In 1991, 21-year-old Bert Bell was shot 9 times while working at a convenience store in Grenada by Fredrick Bell.
Now, after 31 years behind bars, Fredrick Bell has been granted parole.
“July the 11th of 2022, My wife and I both met with the current parole board that Governor Tate Reeves has appointed and was ensured that we they had no intentions of paroling the guy. Then on August 29, I received a letter from the Mississippi state parole board, stating that they, in fact, believed that he was rehabilitated and they were going to let him walk free and walk our streets,”
On Bell’s parole date, however, Bell was issued a stay - meaning he would have to wait until October 26 to see if he’ll be released.
According to former Parole Board member, Steve Pickett, in the past, those who were charged with capital murder and life sentences, were not issued parole.
Senator Angela Hill says she’s shocked by the board’s decision.
“If there are mistakes being made, and if all facts are not being considered before somebody is granted release, especially somebody with this type of criminal background of capital murder, something’s not working.”

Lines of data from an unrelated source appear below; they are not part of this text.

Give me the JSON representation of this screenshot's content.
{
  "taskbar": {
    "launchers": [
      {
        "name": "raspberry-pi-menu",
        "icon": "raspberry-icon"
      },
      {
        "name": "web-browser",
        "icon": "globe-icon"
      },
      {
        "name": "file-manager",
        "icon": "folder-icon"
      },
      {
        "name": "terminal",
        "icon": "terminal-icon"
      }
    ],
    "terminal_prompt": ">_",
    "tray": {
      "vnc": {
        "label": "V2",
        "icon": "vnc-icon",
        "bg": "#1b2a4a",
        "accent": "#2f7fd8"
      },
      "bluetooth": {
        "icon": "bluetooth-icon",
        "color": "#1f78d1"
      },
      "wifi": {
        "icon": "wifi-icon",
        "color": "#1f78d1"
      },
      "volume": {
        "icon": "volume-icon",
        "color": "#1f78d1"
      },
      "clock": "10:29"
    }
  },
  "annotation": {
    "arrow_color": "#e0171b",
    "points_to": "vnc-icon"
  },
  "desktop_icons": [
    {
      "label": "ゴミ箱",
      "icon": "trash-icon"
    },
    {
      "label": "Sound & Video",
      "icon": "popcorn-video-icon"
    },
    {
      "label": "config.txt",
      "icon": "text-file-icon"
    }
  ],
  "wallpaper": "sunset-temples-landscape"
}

Senator Hill says whether the parole board is overwhelmed with cases or if the grant was intentional.
State lawmakers are keeping a closer eye on the board.
“There’s a lot of upset legislators while we’ve seen some of these folks that have been let out recently. So I’m just saying that let’s get a handle on this. Figure out what’s going on and go from here.”
Bell, says if anything needs to be changed, it’s how victims’ families are informed and how much influence the family has on the parole board’s decision.
“There’s some reform that needs to be done and there’s there’s a huge deal disconnect in between the parole board and victim’s families.”